Quand faut-il faire demi-tour en montagne ?
La Barre des Écrins fait partie des 7 sommets mytiques des Alpes que je m’étais donné pour objectif de réaliser en un an. Fin septembre nous avons vu un créneau météo sur un samedi mais mauvais temps dimanche. Nous avons donc décidé de tenter de faire la Barre à la journée en partant de nuit le vendredi soir à minuit.
Compte rendu
La Barre des Écrins : Topo
La Barre des Écrins, sommet culminant du domaine des Écrins, n’est pas une course très compliquée. Côtée PD par la voie normale (arête Ouest), les difficultés se situent principalement sur l’arête et le passage de la brèche Lory. L’altitude peut aussi jouer en votre défaveur si vous n’êtes pas suffisamment acclimaté puisque ce sommet culmine à 4102m.
Une course tout aussi belle et beaucoup moins dure est le Dôme de neige (ou Dôme des Ecrins) qui évite d’avoir à évoluer sur une arête et vous emmène tout de même à 4015m. La marche d’approche, la partie sur glacier ainsi que la montée jusqu’au Dôme peut se faire en ski de randonnée en hiver, ce qui a l’avantage de raccourcir considérablement la durée de la course à la descente. Ces deux courses se font normalement en deux jours avec une nuit au refuge des Écrins (3175m) ou au refuge du Glacier Blanc (2542m).
Une course vite expédiée
En deux jours la course se fait sans trop de problème. En une journée elle devient plutôt challenge ! La pluie s’invitant le dimanche nous avons tenté le tout pour le tout en partant vendredi à minuit. Nous mangeons dans la voiture et sortons dans le froid. Après 5 minutes de marche, une petite pluie fine s’invite et clapote sous nos pas. Après 20 minutes de marche nous nous arrêtons. Mon compagnon de cordée doute sur la pertinence de notre choix de continuer. Nous débattons quelques instants sur le sujet puis nous choisissons de faire demi tour et de rentrer chez nous.
Renoncer au sommet ?
Pourquoi est-ce si difficile de renoncer au plaisir d’atteindre le sommet ?

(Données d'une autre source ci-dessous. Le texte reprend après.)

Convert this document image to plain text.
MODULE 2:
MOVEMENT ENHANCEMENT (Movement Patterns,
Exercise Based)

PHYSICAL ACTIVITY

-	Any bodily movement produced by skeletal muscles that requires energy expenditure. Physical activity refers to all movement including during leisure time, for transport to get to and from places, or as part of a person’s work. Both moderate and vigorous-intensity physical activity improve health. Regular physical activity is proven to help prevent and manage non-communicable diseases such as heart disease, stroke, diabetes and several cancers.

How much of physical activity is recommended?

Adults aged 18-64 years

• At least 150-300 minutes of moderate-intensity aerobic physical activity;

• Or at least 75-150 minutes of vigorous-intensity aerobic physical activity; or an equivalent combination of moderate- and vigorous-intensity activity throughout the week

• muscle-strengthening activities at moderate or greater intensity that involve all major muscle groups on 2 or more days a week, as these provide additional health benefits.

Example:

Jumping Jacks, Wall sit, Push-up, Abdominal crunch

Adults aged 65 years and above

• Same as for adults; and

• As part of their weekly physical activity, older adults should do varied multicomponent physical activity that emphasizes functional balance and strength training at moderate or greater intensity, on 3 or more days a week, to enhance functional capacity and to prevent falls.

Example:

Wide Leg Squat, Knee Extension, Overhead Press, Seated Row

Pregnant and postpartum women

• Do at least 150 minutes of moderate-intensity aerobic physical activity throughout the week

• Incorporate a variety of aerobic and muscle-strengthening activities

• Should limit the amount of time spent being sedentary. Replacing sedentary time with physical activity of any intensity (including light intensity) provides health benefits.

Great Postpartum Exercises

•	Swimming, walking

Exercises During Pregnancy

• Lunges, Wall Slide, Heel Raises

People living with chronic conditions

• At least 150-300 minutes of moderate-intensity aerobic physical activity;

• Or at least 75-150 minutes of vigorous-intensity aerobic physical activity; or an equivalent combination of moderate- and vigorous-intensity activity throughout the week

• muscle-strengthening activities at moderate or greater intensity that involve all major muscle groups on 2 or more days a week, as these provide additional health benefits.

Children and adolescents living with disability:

Tout d’abord parce que comme souvent quand on n’habite pas au pied de la montagne l’investissement qu’on a réalisé est trop grand. Pour aller en montagne il faut investir en temps et en argent. Depuis Lyon j’ai mis plus de 4h pour arriver au pré de Madame Carle (le début de la course) et autant d’argent investi en essence et en péage. Il paraît donc évident que plus l’investissement est grand et plus la résistance au renoncement va être élevé et donc plus le danger est important !
Mais il y a aussi la peur qui entre en jeu. Celle de manquer une occasion qui ne se reproduira pas. On peut penser que les conditions sont particulièrement bonnes ou alors qu’on n’aura pas d’autres disponibilités à l’avenir pour retenter la course. C’est exactement ce que je me suis dit en allant à la Barre : « C’est la dernière occasion cet été avant que l’hiver arrive ! », « J’étais dispo ce WE mais le prochain mois j’ai pas de créneau ! », « Je m’étais fixé pour objectif de faire la Barre cette année et c’est ma dernière occasion ! » …

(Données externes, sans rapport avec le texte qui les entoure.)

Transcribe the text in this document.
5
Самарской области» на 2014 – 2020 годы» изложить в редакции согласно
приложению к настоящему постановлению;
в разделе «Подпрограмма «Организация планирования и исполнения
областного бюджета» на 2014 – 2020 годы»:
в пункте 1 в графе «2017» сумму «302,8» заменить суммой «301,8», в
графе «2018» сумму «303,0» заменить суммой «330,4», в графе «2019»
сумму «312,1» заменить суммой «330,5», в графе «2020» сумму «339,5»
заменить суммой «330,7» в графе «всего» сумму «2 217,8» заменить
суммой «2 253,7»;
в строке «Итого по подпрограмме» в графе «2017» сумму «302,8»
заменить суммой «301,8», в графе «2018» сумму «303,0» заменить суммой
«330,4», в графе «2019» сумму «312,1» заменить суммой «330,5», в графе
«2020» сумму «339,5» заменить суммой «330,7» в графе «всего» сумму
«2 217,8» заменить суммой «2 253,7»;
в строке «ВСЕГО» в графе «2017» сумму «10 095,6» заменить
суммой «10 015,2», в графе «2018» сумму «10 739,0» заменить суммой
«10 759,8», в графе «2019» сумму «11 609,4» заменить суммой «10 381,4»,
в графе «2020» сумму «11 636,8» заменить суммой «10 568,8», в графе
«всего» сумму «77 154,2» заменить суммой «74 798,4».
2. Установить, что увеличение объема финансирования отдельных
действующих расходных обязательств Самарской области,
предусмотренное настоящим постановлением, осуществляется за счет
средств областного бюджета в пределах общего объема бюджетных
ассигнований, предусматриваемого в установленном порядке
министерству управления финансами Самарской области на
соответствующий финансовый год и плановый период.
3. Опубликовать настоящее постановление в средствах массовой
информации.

Sauf qu’aucune de ces raisons ne constitue d’argument valable quand il s’agit de continuer ou faire demi-tour. Car quand on se pose la question du demi-tour en montagne, c’est notre vie et celle de notre compagnon de cordée qui est en jeu !
Et ce biais cognitif est pervers car il nous empêche de déceler les dangers objectifs et les dangers subjectifs.
Les risques engendrés
Dangers objectifs: les dangers physiques associés à la voie d’alpinisme. Par exemple :
- Les chutes de pierres
- Manteau neigeux instable
- Les séracs
- Les crevasses
- L’exposition (la hauteur potentielle d’une chute)
- L’altitude
- La météo
Dangers subjectifs : les dangers associés à l’alpiniste. Par exemple :
- Niveau physique
- Moral affaibli
- Manque de compétences techniques
- Manque de connaissances
- Mauvais équipement
- Manque d’expérience
- Danger confondu avec difficulté
- Cordée non homogène
A ces risques peut s’ajouter la dimension temporelle qui est capitale en montagne. Sans rentrer dans des considérations philosophiques – qui pourraient être passionnantes – le temps n’est ni objectif ni subjectif mais un peu des deux. Je le qualifierais pas vraiment de risque mais plutôt de facteur aggravant. En effet plus le temps passe, plus la fatigue augmente (risque subjectif), plus les conditions deviennent dangereuses (risque objectif), etc.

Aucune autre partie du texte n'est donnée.